Recent years have seen an explosive growth of digitized historical material. Innovations in natural language processing have extended the possibilities for historians to extract information from large corpora of digitized texts. In debates on big data, it is often claimed that by ‘distant’ reading huge amounts of data, textual patterns will emerge, that will allow us to answer historical questions in a radically new way. However, in order to better understand patterns in historical data we need to rely on modelling techniques that make statistical inferences and estimations. The use of modelling can help historians to answer their questions in reproducible and transparent manners. The current situation is strikingly similar to the situation that economic historians were in during the 1950s and 1960s. In this period, a growing body of mathematical formalizations of economic theories combined with increasing computing power pushed the field of cliometrics: a quantitative approach to economic history. In his lecture, Wevers focused on how we can extract patterns of cultural expression from digitised newspapers or, put differently, how we can separate signal from noise in large collections of text. M. Wevers argues that modelling can help researchers to better understand historical dynamics.

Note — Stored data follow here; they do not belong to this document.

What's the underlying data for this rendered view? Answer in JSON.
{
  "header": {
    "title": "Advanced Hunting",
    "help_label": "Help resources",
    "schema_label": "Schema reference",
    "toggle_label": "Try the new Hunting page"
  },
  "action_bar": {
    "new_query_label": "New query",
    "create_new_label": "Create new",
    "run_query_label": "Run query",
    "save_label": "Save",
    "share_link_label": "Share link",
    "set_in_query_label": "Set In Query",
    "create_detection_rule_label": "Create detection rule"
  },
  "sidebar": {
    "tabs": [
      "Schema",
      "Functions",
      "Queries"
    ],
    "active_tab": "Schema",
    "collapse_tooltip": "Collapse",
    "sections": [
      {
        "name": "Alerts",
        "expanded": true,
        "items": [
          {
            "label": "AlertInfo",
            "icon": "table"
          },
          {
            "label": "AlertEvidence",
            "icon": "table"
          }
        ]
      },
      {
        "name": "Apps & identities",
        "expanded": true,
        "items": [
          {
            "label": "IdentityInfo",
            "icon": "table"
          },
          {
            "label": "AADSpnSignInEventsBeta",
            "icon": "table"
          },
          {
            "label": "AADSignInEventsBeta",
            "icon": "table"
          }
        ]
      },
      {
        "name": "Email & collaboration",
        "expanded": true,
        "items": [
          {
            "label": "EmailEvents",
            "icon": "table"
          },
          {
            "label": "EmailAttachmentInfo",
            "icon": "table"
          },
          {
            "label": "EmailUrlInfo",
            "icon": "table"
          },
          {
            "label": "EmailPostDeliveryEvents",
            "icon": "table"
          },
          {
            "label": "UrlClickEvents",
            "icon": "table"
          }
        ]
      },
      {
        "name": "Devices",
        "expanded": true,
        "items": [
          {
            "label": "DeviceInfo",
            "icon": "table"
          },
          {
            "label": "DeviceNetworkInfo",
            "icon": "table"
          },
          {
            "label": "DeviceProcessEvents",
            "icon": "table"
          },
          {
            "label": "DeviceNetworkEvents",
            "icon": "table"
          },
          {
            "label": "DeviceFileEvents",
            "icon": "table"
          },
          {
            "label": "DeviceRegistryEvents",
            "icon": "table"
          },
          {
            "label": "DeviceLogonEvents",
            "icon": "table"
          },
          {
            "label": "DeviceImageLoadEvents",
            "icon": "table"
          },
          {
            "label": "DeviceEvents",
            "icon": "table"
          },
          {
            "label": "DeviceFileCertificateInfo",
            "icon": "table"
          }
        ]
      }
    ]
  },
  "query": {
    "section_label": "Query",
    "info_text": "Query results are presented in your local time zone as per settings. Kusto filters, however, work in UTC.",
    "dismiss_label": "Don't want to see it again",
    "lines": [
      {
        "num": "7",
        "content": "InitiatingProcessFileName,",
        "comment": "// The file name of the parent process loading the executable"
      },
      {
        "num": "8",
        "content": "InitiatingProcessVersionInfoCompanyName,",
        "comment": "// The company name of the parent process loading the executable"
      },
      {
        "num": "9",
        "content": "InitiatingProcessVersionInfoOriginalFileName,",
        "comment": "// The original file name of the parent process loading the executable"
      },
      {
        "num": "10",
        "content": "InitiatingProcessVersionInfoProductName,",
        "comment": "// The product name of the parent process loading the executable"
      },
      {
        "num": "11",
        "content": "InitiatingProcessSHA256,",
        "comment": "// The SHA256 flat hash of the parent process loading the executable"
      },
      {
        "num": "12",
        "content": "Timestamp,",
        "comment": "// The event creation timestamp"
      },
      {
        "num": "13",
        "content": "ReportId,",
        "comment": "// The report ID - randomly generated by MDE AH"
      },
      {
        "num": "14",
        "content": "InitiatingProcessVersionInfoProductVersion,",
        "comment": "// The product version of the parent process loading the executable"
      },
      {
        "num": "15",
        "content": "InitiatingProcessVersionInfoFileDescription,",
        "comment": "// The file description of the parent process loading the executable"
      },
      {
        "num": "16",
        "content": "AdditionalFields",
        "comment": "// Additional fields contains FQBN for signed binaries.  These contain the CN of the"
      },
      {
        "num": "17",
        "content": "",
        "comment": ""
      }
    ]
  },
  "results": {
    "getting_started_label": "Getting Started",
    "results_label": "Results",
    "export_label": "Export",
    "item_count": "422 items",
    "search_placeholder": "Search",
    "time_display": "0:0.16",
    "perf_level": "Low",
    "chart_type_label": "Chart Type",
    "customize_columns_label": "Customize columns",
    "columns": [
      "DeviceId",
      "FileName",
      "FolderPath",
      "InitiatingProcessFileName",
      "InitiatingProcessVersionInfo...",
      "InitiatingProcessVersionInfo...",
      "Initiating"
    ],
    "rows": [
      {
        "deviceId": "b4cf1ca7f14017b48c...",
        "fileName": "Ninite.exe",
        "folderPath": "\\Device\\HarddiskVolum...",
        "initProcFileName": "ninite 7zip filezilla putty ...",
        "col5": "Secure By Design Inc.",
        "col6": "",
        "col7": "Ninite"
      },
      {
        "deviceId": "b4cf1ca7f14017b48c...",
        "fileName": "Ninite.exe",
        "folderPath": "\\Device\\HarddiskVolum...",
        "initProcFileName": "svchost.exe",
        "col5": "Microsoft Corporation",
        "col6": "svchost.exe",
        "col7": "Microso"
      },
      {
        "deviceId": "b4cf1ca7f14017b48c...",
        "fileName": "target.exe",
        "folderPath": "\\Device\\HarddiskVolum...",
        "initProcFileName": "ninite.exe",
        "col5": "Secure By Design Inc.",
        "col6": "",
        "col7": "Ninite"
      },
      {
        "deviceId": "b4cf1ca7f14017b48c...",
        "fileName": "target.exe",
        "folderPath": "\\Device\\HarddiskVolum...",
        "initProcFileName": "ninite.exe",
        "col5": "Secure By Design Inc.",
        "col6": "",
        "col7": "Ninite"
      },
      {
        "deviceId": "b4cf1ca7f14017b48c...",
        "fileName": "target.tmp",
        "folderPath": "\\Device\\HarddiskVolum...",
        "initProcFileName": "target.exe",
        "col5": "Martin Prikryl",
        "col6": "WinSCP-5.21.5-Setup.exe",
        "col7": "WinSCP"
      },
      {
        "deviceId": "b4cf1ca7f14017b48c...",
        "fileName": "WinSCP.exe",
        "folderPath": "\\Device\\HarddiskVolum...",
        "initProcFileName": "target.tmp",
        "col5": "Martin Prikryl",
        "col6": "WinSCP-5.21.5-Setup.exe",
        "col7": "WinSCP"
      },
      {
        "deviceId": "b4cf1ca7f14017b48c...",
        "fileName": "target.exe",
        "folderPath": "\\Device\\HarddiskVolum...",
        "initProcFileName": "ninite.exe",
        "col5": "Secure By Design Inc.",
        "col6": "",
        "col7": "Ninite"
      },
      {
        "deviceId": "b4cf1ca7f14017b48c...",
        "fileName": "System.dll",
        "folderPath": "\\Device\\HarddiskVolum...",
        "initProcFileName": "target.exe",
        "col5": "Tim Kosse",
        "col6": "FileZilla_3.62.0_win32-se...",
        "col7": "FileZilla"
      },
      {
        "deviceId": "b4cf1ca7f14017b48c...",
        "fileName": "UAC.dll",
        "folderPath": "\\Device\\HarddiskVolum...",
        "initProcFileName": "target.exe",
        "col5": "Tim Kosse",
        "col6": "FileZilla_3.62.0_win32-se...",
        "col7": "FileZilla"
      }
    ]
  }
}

Recording of the conference
Melvin Wevers begins this interview by talking about his career and his contribution to the first big text mining project in the Netherlands. He shares his experiences in approaching, working and interpreting the data and discusses the risks of both data-driven and hypothesis-driven research. He then talks about the new developments in computer vision which can be relevant to historians and about the importance of modelling in digital enabled historical research. He continues with an overview of the major projects he’s currently involved in and comments on the role of the “digital humanist”. He concludes by pointing out new trends, which in his view will shape the digital history of the future.
Dr. Melvin Wevers is a researcher in the Digital Humanities Lab at the KNAW Humanities Cluster. His research interests include the study of cultural-historical phenomena using computational means with a specific interest in the formation and evolution of ideas and concepts in public discourse. Recent projects focus on the representation of gender in historical advertisements and the modeling of social mobility within the Dutch East India Company.